University panelists examine history, policy implications of impeachment

As the presidential impeachment hearings unfold in the nation’s capital, the political science department and the Taubman Center for American Politics and Policy brought the conversation to College Hill.


In a faculty forum Tuesday evening, the panelists discussed various aspects of the impeachment process ranging from its history, the Congressional rules and  processes that govern it and the process’ political and policy implications.


Moderated by Susan Moffitt, director of the Taubman Center and associate professor of political science and international and public affairs, the forum’s speakers were professors Richard Arenberg, visiting professor in the practice of political science; James Morone, professor of political science and urban studies; Eric Patashnik, professor of political science and public policy; and Wendy Schiller, chair and professor of political science.


The panelists reflected on the significance of the current impeachment hearings for President Donald Trump.
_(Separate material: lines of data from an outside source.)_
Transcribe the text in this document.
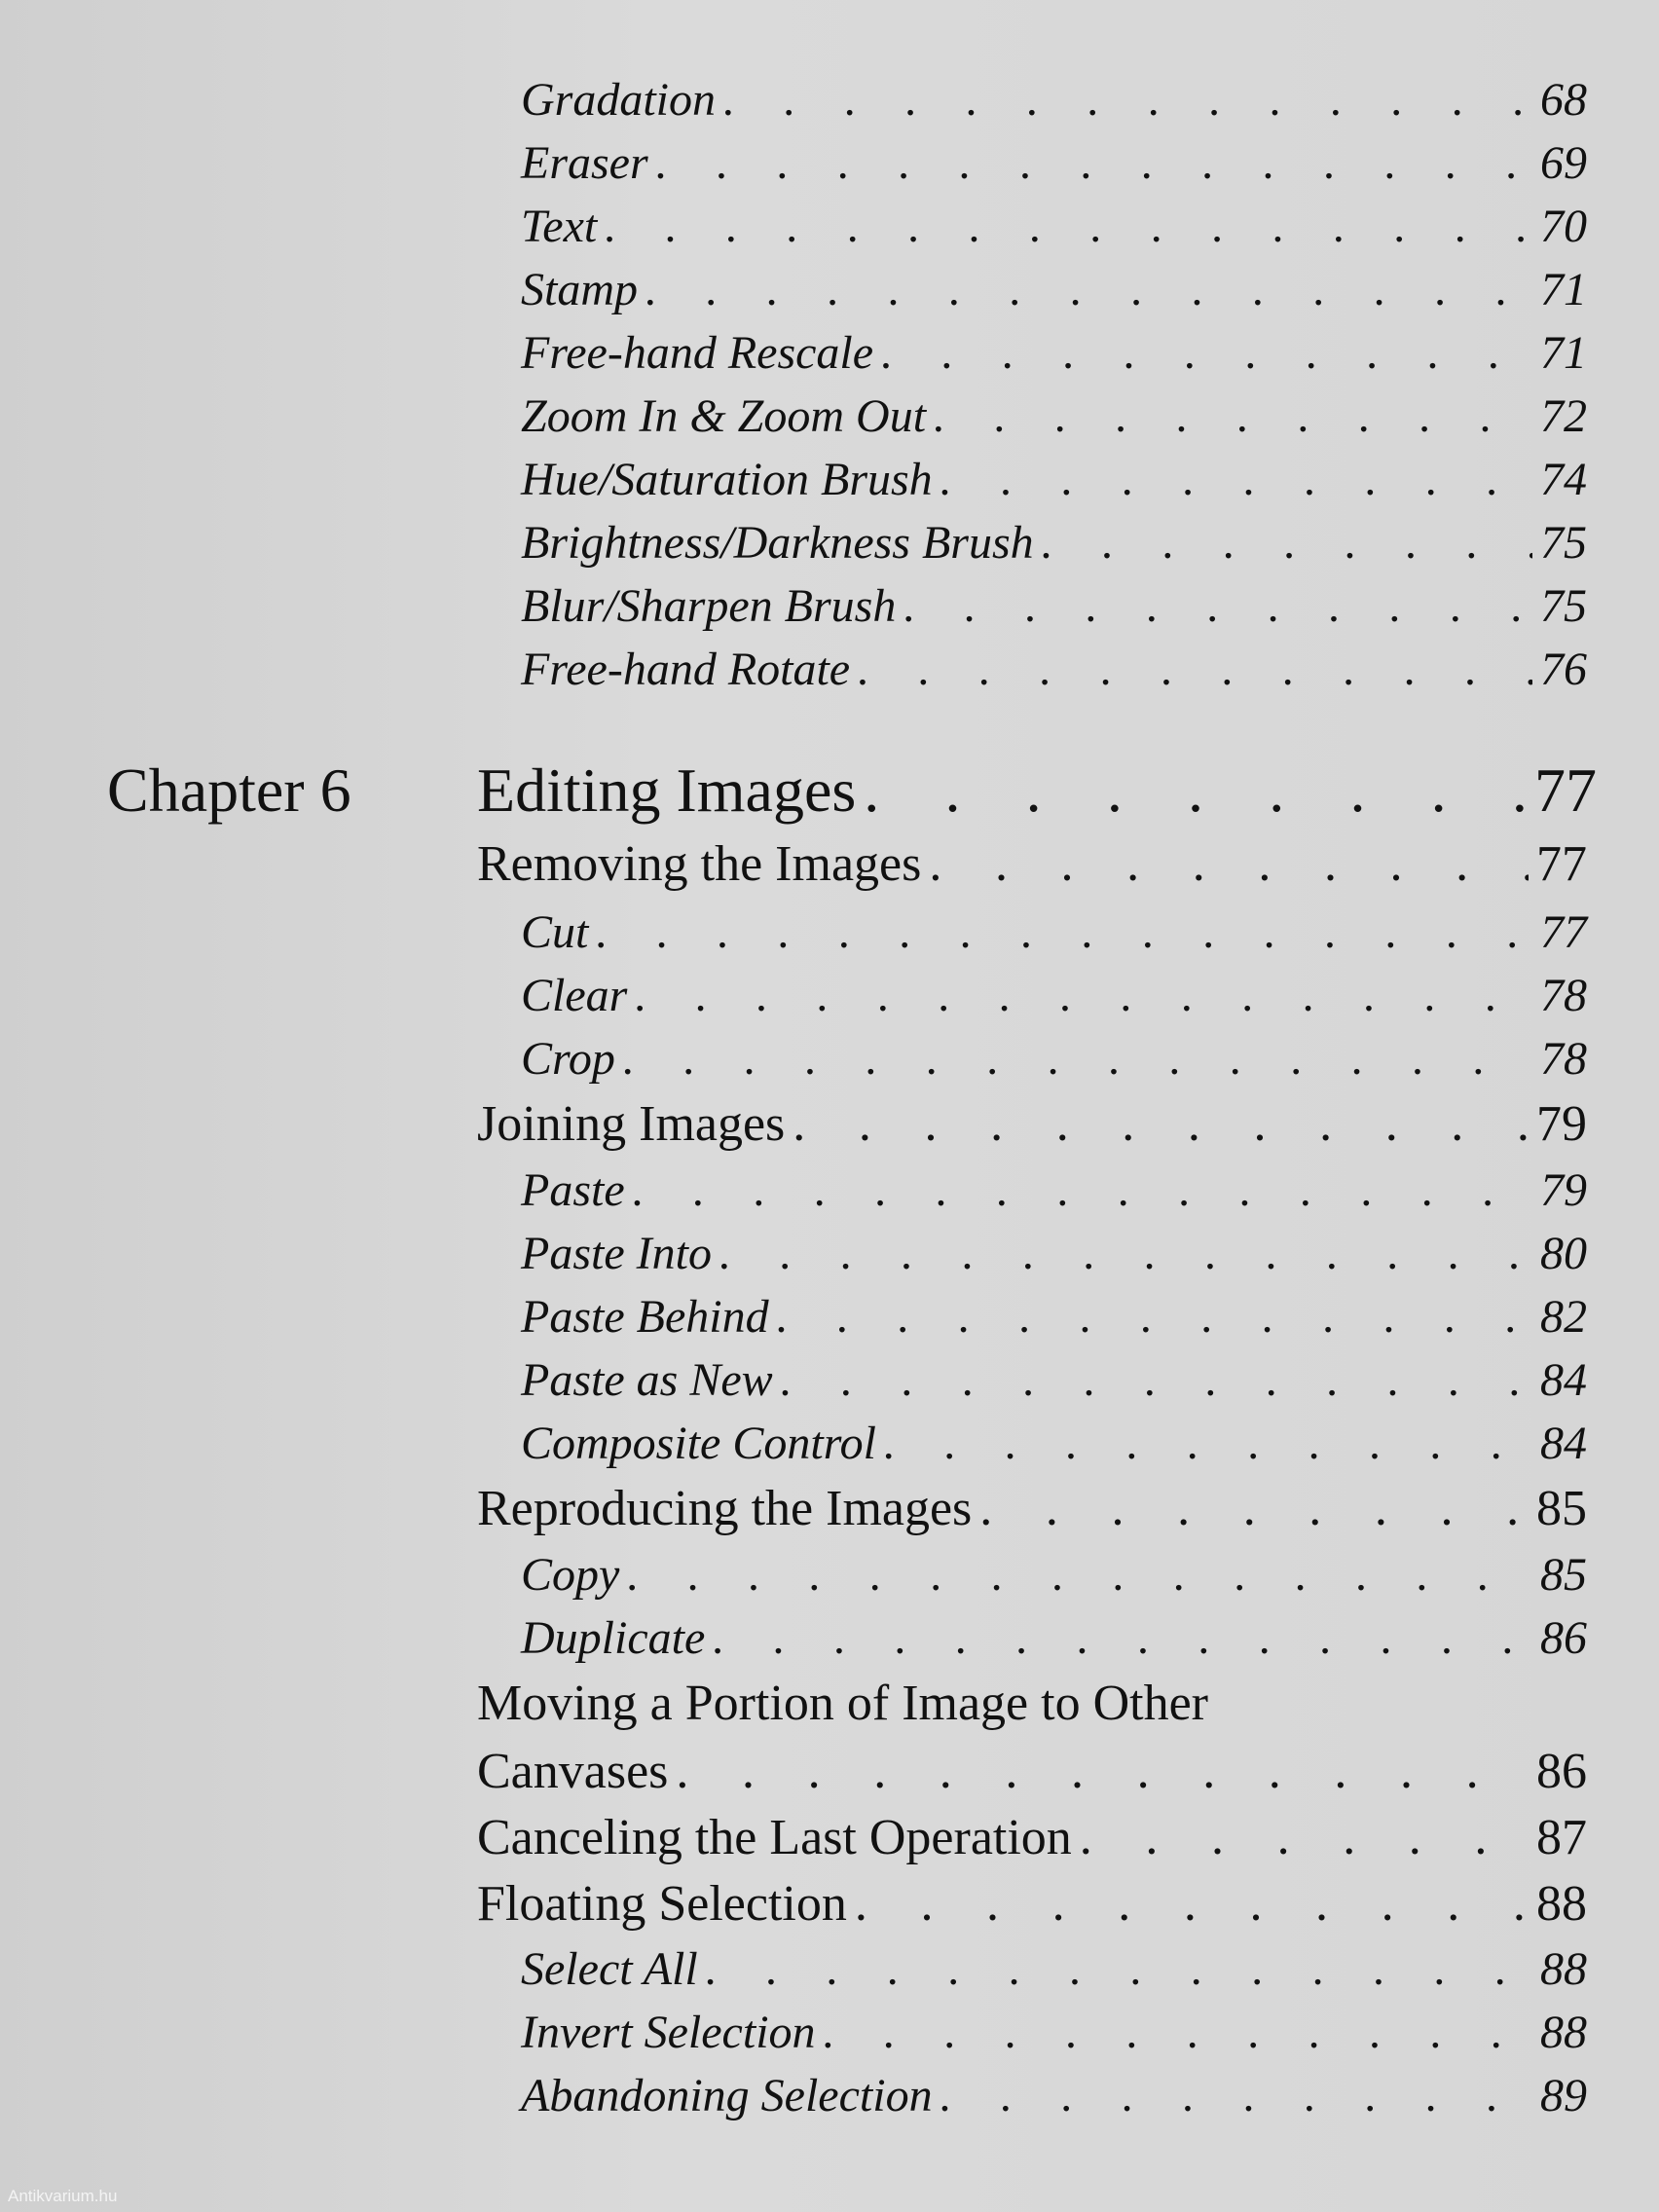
Gradation . . .	68
Eraser . . .	69
Text . . .	70
Stamp . . .	71
Free-hand Rescale . . .	71
Zoom In & Zoom Out . . .	72
Hue/Saturation Brush . . .	74
Brightness/Darkness Brush . . .	75
Blur/Sharpen Brush . . .	75
Free-hand Rotate . . .	76
Chapter 6 Editing Images . . .	77
Removing the Images . . .	77
Cut . . .	77
Clear . . .	78
Crop . . .	78
Joining Images . . .	79
Paste . . .	79
Paste Into . . .	80
Paste Behind . . .	82
Paste as New . . .	84
Composite Control . . .	84
Reproducing the Images . . .	85
Copy . . .	85
Duplicate . . .	86
Moving a Portion of Image to Other
Canvases . . .	86
Canceling the Last Operation . . .	87
Floating Selection . . .	88
Select All . . .	88
Invert Selection . . .	88
Abandoning Selection . . .	89
Antikvarium.hu
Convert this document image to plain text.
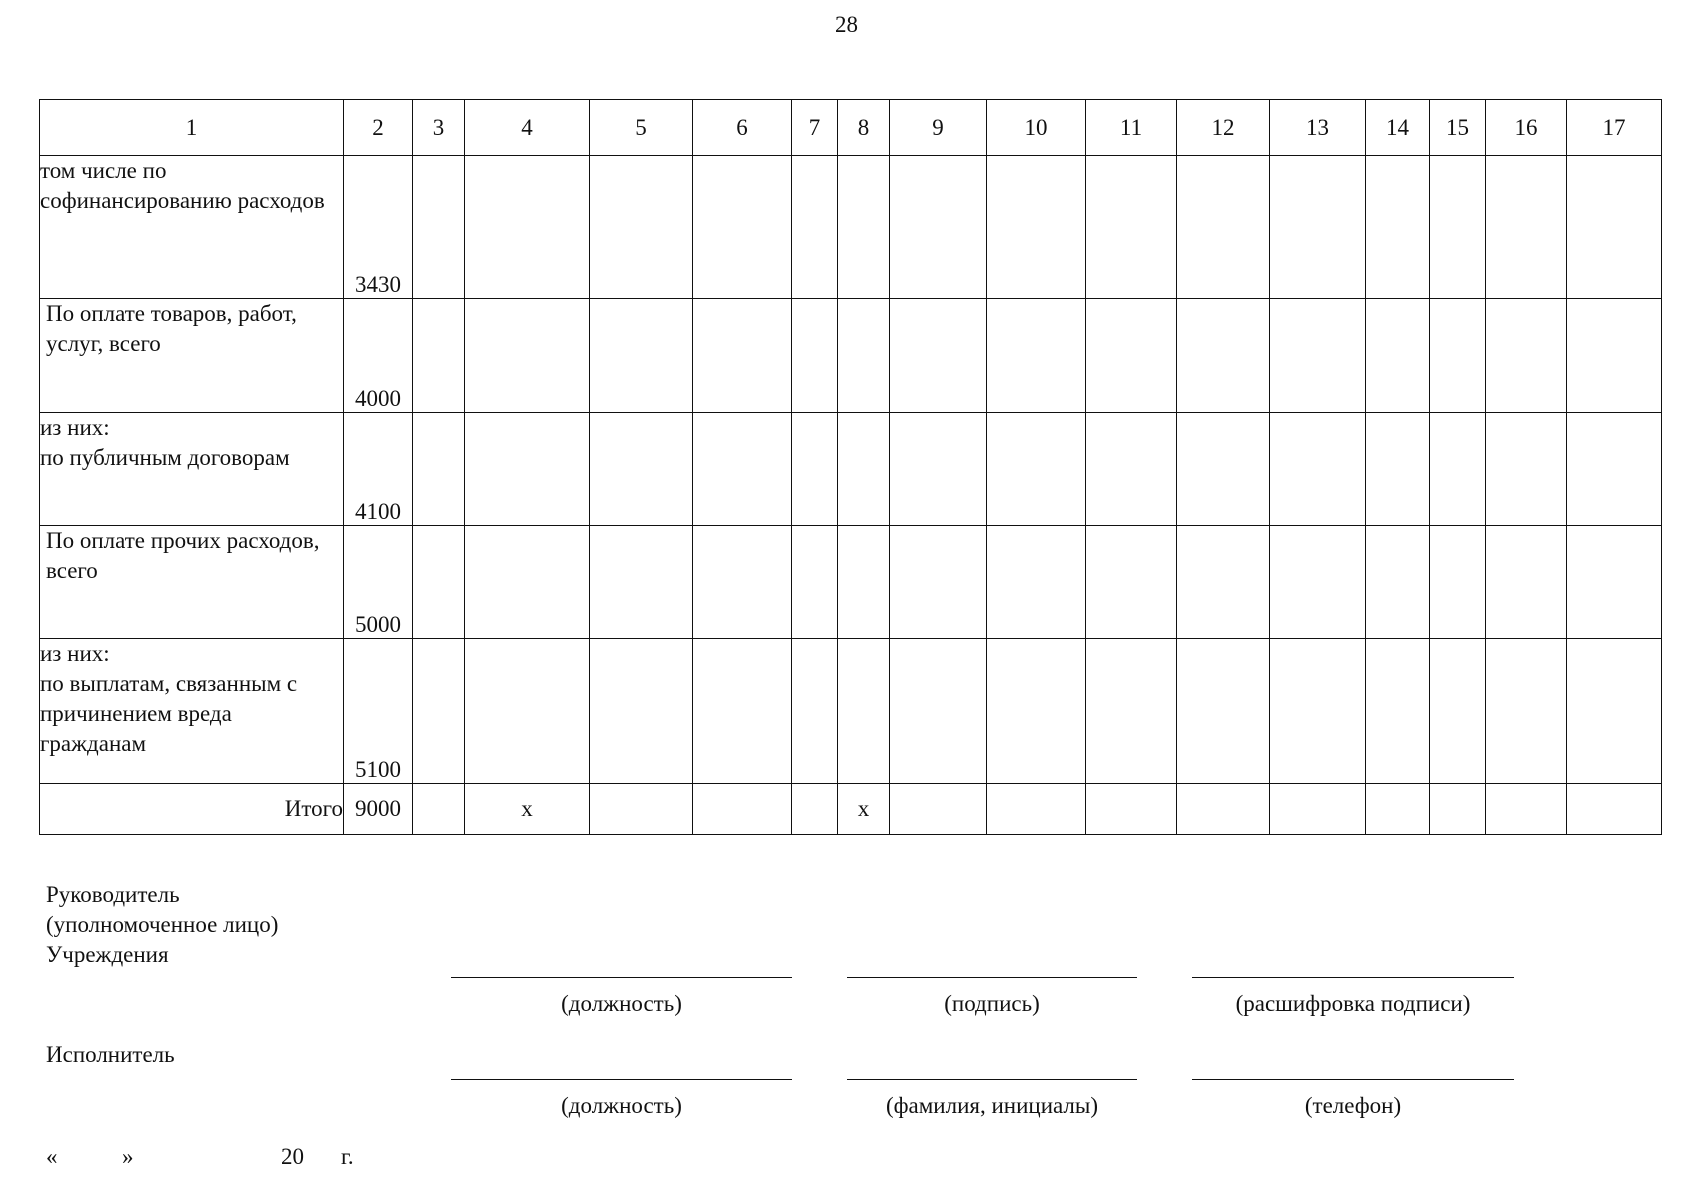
28
1	2	3	4	5	6	7	8	9	10	11	12	13	14	15	16	17
том числе по софинансированию расходов	3430															
По оплате товаров, работ, услуг, всего	4000															

из них:
по публичным договорам	4100															
По оплате прочих расходов, всего	5000															

из них:
по выплатам, связанным с причинением вреда гражданам	5100															
Итого	9000		x				x									
Руководитель
(уполномоченное лицо)
Учреждения
(должность)	(подпись)	(расшифровка подписи)
Исполнитель
(должность)	(фамилия, инициалы)	(телефон)
«	»	20 г.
Morone discussed three similar situations of the past — the impeachments of presidents Andrew Johnson, Richard Nixon and Bill Clinton—that each created a “change moment in American history.”


Morone pointed to Johnson’s impeachment at the end of the Civil War to demonstrate that “impeachment really reflects the parties and what they believe.” While the Democrats sided with a president who held “deep racist urges” and called for a return to white supremacy, the Republicans who initiated impeachment advocated for equality and liberation of slaves.


As for Nixon’s impeachment, Morone said it was more of a matter of wrongful behavior and character than guilt in the Watergate scandal, adding that Nixon’s “holier than thou” public persona was shattered after the release of the White House tapes. The importance of moral personal behavior from presidents was emphasized again in Bill Clinton’s impeachment for perjury regarding his relationship to White House staffer Monica Lewinsky.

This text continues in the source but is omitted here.